With careful strokes, the students practice writing Chinese characters.
Shang Fei: “Chinese calligraphy welcomed among british students”
Shang Fei: “Amazed by Chinese characters written with the brush, with lines of uneven thickness and melodically rhythmic strokes where the aroma of the ink lingered, the students repeatedly asked me to write more on spot”.
Currently there are over 4,000 Chinese language teachers and volunteers teaching Chinese in Confucius Institutes, primary and secondary schools and universities throughout the world. While spreading Chinese language and culture, these cultural envoys personally experienced exchanges and interactions with different teaching practices and other cultures. The column of Teachers’ Voices is a channel where Chinese language teachers and volunteers can share their teaching experience with each other. There will also be a collection of stories on their unique experiences in foreign lands these cultural envoys can share with our readers.
Shang Fei, Teacher of Chinese at the Confucius Institute at Specialist Schools and Academies Trust, U.K.
Between September 2008 and July 2009, I taught Chinese language and culture at the Confucius Institute at Specialist Schools and Academies Trust in the U.K. as a government-sponsored Hanban Chinese teacher. I understood very well that my responsibility as a Chinese teacher who had crossed the oceans to teach in a foreign country was not limited to language instruction, that I was also supposed to be a propagator of culture helping foreigners learn about China.

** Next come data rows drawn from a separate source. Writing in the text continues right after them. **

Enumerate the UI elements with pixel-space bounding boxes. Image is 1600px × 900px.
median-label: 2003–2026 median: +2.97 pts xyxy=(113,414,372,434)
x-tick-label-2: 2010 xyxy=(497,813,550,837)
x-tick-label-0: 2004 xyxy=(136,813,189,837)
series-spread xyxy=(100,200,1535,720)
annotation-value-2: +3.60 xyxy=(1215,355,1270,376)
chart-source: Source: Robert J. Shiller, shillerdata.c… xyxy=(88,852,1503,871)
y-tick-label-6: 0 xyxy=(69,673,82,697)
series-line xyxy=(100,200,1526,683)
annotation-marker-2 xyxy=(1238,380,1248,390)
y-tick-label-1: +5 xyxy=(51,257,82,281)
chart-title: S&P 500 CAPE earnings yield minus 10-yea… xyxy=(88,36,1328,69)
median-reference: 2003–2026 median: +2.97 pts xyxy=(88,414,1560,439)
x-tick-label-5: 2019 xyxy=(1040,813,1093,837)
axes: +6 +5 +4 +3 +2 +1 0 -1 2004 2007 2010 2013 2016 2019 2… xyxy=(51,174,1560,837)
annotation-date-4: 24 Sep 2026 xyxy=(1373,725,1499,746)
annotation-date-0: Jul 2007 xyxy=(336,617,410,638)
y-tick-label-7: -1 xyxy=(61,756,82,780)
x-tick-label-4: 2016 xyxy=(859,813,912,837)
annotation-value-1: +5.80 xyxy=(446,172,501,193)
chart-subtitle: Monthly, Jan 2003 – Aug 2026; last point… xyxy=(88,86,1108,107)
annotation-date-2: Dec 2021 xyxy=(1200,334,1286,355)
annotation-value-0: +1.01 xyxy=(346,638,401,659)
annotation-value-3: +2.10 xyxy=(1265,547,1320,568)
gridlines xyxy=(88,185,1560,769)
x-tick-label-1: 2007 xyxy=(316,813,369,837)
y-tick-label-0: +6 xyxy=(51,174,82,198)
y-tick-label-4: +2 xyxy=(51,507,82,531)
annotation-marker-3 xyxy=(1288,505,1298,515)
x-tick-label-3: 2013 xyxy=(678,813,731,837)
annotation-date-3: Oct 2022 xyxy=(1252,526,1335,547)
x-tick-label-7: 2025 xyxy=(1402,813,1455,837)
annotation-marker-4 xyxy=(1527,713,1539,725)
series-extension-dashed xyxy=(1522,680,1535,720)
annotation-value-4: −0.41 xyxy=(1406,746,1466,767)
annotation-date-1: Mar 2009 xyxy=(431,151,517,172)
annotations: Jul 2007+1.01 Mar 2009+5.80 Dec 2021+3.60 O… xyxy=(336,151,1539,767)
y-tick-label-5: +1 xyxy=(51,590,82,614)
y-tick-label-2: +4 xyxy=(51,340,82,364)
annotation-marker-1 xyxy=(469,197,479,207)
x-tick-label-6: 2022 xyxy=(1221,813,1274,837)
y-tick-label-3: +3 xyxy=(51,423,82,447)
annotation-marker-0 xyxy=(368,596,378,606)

When teaching Chinese, I found that, because the sounds and the forms in Chinese are independent of each other, writing Chinese is a difficult task for British students. During one class, I played a little game with the students. I divided each Chinese character into its different components, writing each out separately, with a brush, on different cards. The cards were then shuffled so that they were not in any particular order. Then I asked the students to form correct Chinese characters according to my instructions. The British students loved this game. Amazed by Chinese characters written with the brush, with lines of uneven thickness and melodically rhythmic strokes where the aroma of the ink lingered, the students repeatedly asked me to write more on spot. Seeing the students so eager to learn, I had an inspiration: why not combine chinese calligraphy with the teaching of Chinese characters? First, I taught them the correct way to hold the brush and simple versions of horizontal and vertical strokes. Then, every time we reviewed vocabularies, I used slides to show the students, divided into groups, Chinese characters in rapid succession, each slide view lasting only 10 seconds. The students, using a brush to write Chinese characters on water writing paper, competed to see which group would be fastest. I had never expected that calligraphy could add so much excitement to teaching Chinese characters. To this day, images of the students vying to hold their Chinese characters as high as possible in front of me comes back to me again and again.
In order for the children to feel the joy of learning, in my culture class, I taught them some painting information to learn to appreciate calligraphy and see the beauty of having calligraphy and painting in one. I showed the students flash images with elements of Chinese calligraphy and painting. At the sound of the elegantly melodic classical Chinese music, in front of the splendid beauty of Chinese watercolor paintings, and at the sight of calligraphic renditions of Chinese characters that were ethereal or free or rugged or gracefully restrained, these British children invariably found themselves in awe of traditional Chinese culture. The students also displayed a keen interest in the “Four Treasures of the Study” when I showed these to them. They were stunned to see the carved patterns and images on the little ink stone so full of auspicious symbolism, to witness the thin rice paper so capably receive strokes of inked brushes, and to know that the ink stone and mere water can work together to produce shining black ink.
The students were so delighted with the brush that they could hardly bear to put it down. It then occurred to me that they could paint the giant panda using the brush. The students surprised me with paintings that invariably depicted a panda that was clumsily and innocently cute. On each painting was also written the two characters for the word “panda” – with strokes that were exuberantly lively despite the childish looks. Some students even signed their name beside the panda they had painted, proudly declaring: “I can do Chinese painting! I can write Chinese characters!”
Only an amateur of calligraphy myself, I was well aware that I could only offer these children a rudimentary initiation. My hope, however, was that my work would open a door to people interested in learning about China, helping them appreciate the splendor of five thousand years of culture from a different perspective and know the real China. That would make this overseas trip even more worthwhile.